VMware avoids many faults 
  re-writing w/ VMM code, rather than int3
  often faster than non-VM kernel, e.g. cli vs setting a flag in virt state
  but then code size and fn addresses change
  how does VMware hide e.g. return EIPs?

VMWare supports Binary Translation (see paper)
  int3 can be expensive: every fn return?
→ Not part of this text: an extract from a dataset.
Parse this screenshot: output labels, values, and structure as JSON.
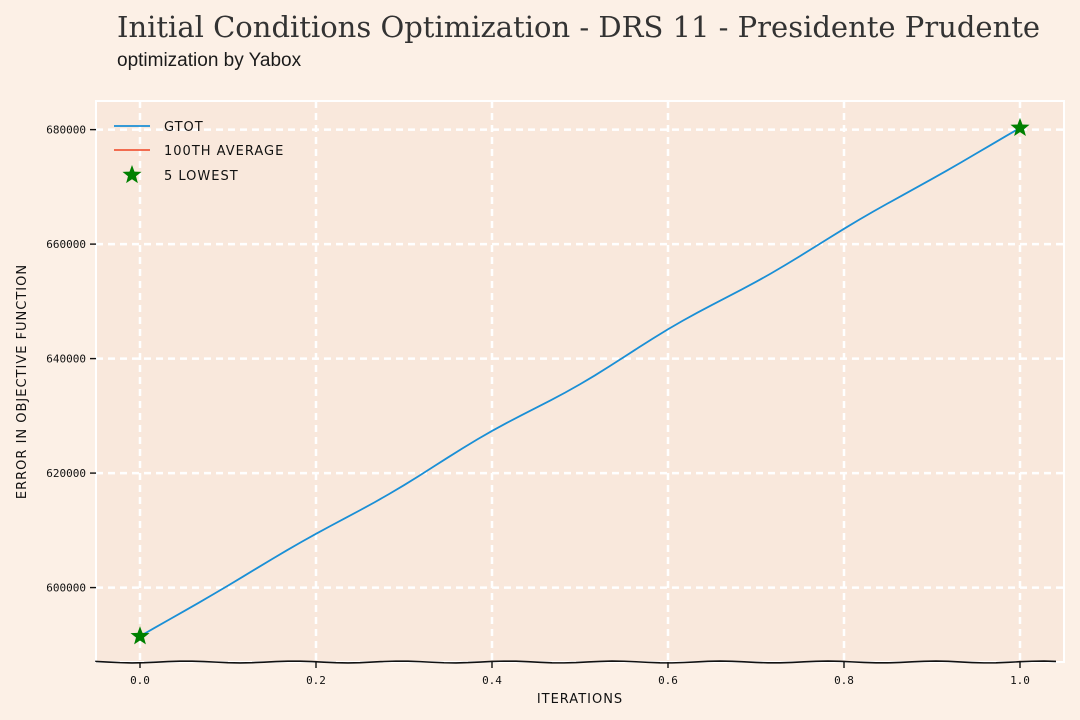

  VMWare allows translations that increase code size
  so actually executes translated code at different address
  indirect and function return pointers are different
    variables/stack hold virtual pointers, that guest expects
    translated code maps indirect pointers before call/ret
  examples of clever BT translations?
    don't trap: directly r/w VMM data structures
    for e.g. instrs that read/write EFLAGS
    via %gs segment register, which points to high address
    BT detects/rewrites guest use of %gs
    and %ds bound prevents non-%gs access to VMM memory
  adaptive PTE update handling
    can detect instructions that often write PTEs
    have them directly modify shadow PTE also
    avoid page-fault trap

Intel/AMD hardware support for virtual machines
  has made it much easier to implement a VMM w/ reasonable performance
  h/w itself directly maintains per-guest virtual state
    CS (w/ CPL), EFLAGS, idtr, &c
  h/w knows it is in "guest mode"
    instructions directly modify virtual state
    avoids lots of traps to VMM
  h/w basically adds a new priv level
    VMM mode, CPL=0, ..., CPL=3
    guest-mode CPL=0 is not fully privileged
  no traps to VMM on system calls
    h/w handles CPL transition
  what about memory, pagetables?
    h/w supports *two* page tables
    guest page table
    VMM's page table
    guest memory refs go through double lookup
      each phys addr in guest pagetable translated through VMM's pagetable
    thus guest can directly modify its page table w/o VMM having to shadow it
      no need for VMM to write-protect guest pagetables
      no need for VMM to track %cr3 changes
    and VMM can ensure guest uses only its own memory
      only map guest's memory in VMM page table